I Tm 2. 1 - 8 e sua aplicação atual



Antes de tudo, recomendo que se façam súplicas, orações, intercessões e ação de graças por todos os homens; pelos reis e por todos os que exercem autoridade, para que tenhamos uma vida tranqüila e pacífica, com toda a piedade e dignidade.
Isso é bom e agradável perante Deus, nosso Salvador, que deseja que todos os homens sejam salvos e cheguem ao conhecimento da verdade. Pois há um só Deus e um só mediador entre Deus e os homens: o homem Cristo Jesus, o qual se entregou a si mesmo como resgate por todos. Esse foi o testemunho dado em seu próprio tempo.

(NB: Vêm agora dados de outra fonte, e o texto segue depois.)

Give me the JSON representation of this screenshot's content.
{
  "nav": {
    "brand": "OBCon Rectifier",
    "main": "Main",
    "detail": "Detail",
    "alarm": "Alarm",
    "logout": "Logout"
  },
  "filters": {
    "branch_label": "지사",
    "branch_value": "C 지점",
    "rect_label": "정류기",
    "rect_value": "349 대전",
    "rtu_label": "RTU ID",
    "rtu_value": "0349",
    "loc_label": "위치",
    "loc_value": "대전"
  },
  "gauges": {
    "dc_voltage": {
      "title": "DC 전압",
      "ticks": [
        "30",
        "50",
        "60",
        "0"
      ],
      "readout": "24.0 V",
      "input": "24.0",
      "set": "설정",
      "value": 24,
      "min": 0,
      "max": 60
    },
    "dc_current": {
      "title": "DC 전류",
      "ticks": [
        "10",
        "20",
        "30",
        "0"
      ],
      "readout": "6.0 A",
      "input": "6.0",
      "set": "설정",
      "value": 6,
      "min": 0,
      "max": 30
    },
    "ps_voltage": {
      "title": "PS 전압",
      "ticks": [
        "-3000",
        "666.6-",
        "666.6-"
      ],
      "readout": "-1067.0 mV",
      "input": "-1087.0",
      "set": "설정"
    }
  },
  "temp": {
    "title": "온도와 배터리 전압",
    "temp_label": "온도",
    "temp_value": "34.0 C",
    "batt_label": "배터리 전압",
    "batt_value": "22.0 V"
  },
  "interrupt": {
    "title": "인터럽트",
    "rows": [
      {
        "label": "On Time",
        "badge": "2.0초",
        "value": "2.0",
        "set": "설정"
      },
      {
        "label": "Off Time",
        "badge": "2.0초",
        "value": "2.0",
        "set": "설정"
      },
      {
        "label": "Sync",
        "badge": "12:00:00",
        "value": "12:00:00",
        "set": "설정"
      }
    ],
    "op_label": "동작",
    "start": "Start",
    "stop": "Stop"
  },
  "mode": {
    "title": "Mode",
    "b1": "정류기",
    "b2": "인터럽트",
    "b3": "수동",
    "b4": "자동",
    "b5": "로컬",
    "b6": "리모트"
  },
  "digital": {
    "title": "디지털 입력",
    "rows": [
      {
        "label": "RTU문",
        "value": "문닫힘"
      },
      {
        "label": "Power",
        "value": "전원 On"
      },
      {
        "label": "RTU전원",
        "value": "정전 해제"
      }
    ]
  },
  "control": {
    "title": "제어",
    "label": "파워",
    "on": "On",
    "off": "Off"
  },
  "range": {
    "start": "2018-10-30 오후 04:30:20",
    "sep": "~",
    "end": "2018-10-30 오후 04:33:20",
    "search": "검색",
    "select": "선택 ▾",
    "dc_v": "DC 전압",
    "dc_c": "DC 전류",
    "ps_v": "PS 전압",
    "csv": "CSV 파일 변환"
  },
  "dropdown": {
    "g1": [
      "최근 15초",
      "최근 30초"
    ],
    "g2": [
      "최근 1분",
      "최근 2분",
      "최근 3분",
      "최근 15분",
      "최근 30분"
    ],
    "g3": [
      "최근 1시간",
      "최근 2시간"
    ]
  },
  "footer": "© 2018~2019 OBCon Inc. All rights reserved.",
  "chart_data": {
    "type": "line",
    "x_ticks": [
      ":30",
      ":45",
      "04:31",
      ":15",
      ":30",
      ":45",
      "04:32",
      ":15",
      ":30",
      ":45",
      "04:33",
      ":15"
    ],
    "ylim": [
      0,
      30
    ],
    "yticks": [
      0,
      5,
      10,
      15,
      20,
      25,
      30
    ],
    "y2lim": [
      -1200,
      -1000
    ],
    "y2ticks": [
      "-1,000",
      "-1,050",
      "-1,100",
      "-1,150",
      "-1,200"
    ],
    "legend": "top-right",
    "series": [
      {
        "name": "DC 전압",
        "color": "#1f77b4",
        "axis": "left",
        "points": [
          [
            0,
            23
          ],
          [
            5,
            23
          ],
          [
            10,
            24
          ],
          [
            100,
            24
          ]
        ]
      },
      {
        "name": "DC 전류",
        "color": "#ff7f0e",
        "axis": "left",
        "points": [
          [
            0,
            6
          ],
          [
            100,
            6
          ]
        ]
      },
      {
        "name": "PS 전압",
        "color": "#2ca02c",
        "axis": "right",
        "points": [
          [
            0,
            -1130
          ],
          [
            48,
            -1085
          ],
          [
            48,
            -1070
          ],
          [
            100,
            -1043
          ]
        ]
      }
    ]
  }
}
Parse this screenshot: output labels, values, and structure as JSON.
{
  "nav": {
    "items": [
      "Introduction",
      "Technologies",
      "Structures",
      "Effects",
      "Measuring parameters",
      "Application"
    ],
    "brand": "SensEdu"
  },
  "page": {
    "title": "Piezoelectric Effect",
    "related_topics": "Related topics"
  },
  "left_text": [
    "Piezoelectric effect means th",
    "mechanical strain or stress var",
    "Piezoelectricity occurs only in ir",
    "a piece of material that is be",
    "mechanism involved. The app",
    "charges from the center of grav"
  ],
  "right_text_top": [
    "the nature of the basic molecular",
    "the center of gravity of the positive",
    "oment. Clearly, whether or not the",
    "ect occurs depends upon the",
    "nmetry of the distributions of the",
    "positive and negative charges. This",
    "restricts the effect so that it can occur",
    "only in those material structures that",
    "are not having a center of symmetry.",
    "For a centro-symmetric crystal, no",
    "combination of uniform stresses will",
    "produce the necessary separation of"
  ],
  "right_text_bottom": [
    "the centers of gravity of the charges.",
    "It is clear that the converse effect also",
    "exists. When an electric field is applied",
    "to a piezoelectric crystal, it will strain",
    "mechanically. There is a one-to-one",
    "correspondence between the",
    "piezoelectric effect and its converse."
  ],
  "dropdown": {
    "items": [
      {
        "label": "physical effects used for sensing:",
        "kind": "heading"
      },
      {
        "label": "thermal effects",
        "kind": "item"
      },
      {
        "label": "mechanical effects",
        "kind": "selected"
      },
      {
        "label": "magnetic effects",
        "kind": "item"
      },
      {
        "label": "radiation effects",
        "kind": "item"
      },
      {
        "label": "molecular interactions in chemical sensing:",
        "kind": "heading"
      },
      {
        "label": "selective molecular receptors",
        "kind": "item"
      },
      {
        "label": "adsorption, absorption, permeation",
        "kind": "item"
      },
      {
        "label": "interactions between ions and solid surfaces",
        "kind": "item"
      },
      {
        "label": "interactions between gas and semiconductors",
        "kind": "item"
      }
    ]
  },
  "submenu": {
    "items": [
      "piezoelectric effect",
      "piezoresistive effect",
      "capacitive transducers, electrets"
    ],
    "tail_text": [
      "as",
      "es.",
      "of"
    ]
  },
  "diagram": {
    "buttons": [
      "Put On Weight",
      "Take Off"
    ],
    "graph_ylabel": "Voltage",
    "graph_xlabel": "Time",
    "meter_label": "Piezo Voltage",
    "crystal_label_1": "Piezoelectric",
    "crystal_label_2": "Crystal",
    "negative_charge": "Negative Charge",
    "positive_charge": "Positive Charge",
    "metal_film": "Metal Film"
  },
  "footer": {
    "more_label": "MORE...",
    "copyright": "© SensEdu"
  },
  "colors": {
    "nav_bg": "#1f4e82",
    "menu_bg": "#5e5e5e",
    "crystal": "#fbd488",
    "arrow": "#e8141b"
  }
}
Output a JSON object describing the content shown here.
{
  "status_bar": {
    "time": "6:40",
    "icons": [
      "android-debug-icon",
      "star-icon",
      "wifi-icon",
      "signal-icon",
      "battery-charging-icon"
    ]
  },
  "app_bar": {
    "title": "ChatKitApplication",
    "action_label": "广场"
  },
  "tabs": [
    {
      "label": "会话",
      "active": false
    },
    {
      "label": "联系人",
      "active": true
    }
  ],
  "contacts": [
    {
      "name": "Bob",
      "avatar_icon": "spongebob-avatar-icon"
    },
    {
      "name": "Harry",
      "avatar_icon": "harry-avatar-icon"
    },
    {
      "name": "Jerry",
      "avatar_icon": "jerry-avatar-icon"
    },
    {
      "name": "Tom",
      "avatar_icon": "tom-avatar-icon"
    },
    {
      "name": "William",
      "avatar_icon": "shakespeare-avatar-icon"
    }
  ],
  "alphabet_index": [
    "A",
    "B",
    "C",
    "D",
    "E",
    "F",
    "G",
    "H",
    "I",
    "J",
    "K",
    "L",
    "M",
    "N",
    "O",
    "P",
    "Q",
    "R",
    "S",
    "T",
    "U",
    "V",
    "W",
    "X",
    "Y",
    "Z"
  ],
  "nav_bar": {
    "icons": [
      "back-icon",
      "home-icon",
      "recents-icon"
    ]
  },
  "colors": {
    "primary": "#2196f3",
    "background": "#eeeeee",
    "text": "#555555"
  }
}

Para isso fui designado pregador e apóstolo mestre da verdadeira fé aos gentios. Digo-lhes a verdade, não minto. Quero, pois, que os homens orem em todo lugar, levantando mãos santas, sem ira e sem discussões (I Tm 2. 1 - 8 NVI). 
Creio que a ordem paulina de orar pelos que estão em eminência, alcança neste momento crucial da nação brasileira sua maior relevância. Vou explicar. O Brasil está há exatos quatro dias de um pleito eleitoral que decidirá se o PT vai prosseguir com seu projeto de consolidação no poder, ou se teremos alternância no mesmo, e só. Se você sonha com mudança a escolha é a seguinte: ore, e muito, ou então desista. Exagero meu?! Creio que não.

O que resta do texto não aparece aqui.